Stephen Castle dell'International Herald Tribune cita in proposito un paper prodotto dalla Libreria della Camera dei Comuni sugli hung parliament (i parlamenti "appesi", divisi, senza una chiara maggioranza); il testo recita: "Se nessun partito raggiunge la maggioranza, il governo uscente rimane al suo posto e può dare vita a una fase negoziale nella quale tentare di costruire una coalizione o decidere di tentare di governare pur esprimendo una minoranza del membri del parlamento." Nel biennio 1977-78, ricorda Castle, il Labour governò con il supporto del Partito Liberale (il predecessore dei Lib-Dem), senza tuttavia trasformare l'accordo in una vera e propria coalizione.

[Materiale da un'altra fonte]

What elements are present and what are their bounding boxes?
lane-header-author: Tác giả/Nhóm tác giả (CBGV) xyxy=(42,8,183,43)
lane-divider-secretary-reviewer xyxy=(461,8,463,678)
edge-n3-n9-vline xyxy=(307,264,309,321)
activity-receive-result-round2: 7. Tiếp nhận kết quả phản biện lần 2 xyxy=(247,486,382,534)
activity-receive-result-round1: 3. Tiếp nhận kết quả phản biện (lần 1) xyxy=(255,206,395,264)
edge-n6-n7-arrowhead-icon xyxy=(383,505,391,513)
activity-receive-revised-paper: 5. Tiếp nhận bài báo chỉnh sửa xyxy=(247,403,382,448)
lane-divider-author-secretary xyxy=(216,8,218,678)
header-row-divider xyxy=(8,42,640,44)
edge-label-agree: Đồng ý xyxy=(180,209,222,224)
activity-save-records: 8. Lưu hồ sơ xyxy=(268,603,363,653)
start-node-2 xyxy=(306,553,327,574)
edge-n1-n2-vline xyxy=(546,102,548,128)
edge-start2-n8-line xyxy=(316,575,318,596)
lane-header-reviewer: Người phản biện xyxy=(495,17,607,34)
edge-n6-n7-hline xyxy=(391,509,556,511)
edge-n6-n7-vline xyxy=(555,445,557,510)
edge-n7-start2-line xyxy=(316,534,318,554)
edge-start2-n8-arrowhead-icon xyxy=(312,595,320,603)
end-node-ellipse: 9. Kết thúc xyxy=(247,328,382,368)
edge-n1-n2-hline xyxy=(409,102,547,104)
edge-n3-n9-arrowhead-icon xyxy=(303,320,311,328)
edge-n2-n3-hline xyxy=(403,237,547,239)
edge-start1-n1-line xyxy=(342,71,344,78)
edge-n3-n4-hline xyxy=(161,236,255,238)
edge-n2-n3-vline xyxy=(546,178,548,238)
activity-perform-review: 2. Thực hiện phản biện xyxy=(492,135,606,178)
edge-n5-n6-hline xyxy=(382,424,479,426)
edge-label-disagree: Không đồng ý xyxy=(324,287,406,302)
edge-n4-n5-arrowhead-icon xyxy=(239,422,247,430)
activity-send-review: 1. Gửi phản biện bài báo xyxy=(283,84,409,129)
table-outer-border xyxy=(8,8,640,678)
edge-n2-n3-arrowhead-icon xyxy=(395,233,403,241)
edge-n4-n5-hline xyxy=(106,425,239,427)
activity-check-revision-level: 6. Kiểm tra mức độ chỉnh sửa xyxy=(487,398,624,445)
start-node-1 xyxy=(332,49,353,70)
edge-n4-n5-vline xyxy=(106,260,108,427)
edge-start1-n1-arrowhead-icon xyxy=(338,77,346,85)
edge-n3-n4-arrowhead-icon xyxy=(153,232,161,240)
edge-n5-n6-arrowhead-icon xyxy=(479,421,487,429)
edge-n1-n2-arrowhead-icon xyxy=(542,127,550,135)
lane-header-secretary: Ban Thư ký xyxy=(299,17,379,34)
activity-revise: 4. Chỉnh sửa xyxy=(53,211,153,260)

Clegg accetterà dunque la proposta avanzata pubblicamente da Brown? Nascerà l'alleanza progressista che, pur ventilata da molti, non si è concretizzata negli anni di Blair? I punti di contatto politici esistono e una discussione costruttiva è sicuramente possibile in tema di fisco, istruzione, regolamentazione bancaria e, come sottolineato, riforma elettorale. Sussistono invece delle perplessità da parte liberaldemocratica sulla persona dell'attuale primo ministro, suscettibili di bloccare il processo di avvicinamento. Le drastiche dichiarazioni recentemente rilasciate da Clegg sul conto di Brown al Daily Telegraph ("è un politico disperato...non credo alle sue parole") non devono essere liquidate come mero tatticismo. Esse sembrano piuttosto nascondere una forte pregiudiziale, confermata anche da altri esponenti liberaldemocratici, che temono che l'attuale inquilino di Downing Street non dia corso, una volta confermato, alle misure che più stanno loro a cuore. Motivo per cui in ambienti Lib-Dem si auspicherebbe un cambio della guardia alla testa del Labour, un'eventualità peraltro improbabile nel breve termine. In effetti, è difficile immaginare un repentino colpo di mano che estrometta un politico tenace e determinato come Brown dalla testa del partito che ha guidato anche nei mesi bui dell'impopolarità e della crisi economica.
Tutti elementi che i Clegg e i suoi dovranno valutare rapidamente, insieme al dato di fatto della distanza politica che li separa da Cameron. Il Terzo Partito non ha solo da guadagnare nelle prossime elezioni. Se persistesse nell'isolamento, Clegg rischierebbe di trovarsi con un pugno di mosche in mano il 6 maggio. E questo a prescindere dalla bontà della performance elettorale del suo partito, che (è bene ricordarlo), sebbene raggiunga il 30% circa dei consensi a livello proporzionale, è attualmente accreditato di una sessantina di seggi parlamentari certi a fronte degli oltre 300 dei Tory e dei 250 del Labour. Dati che confermano come, oltre a rappresentare una grande occasione di rilancio per la sinistra britannica, l'orizzonte Lib-Lab costituisca l'unica prospettiva politica praticabile per i liberaldemocratici, che si metterebbero in condizione sia di assumere responsabilità di governo sia di ottenere l'agognata riforma proporzionale che scardinerebbe definitivamente il bipartitismo d'oltre Manica.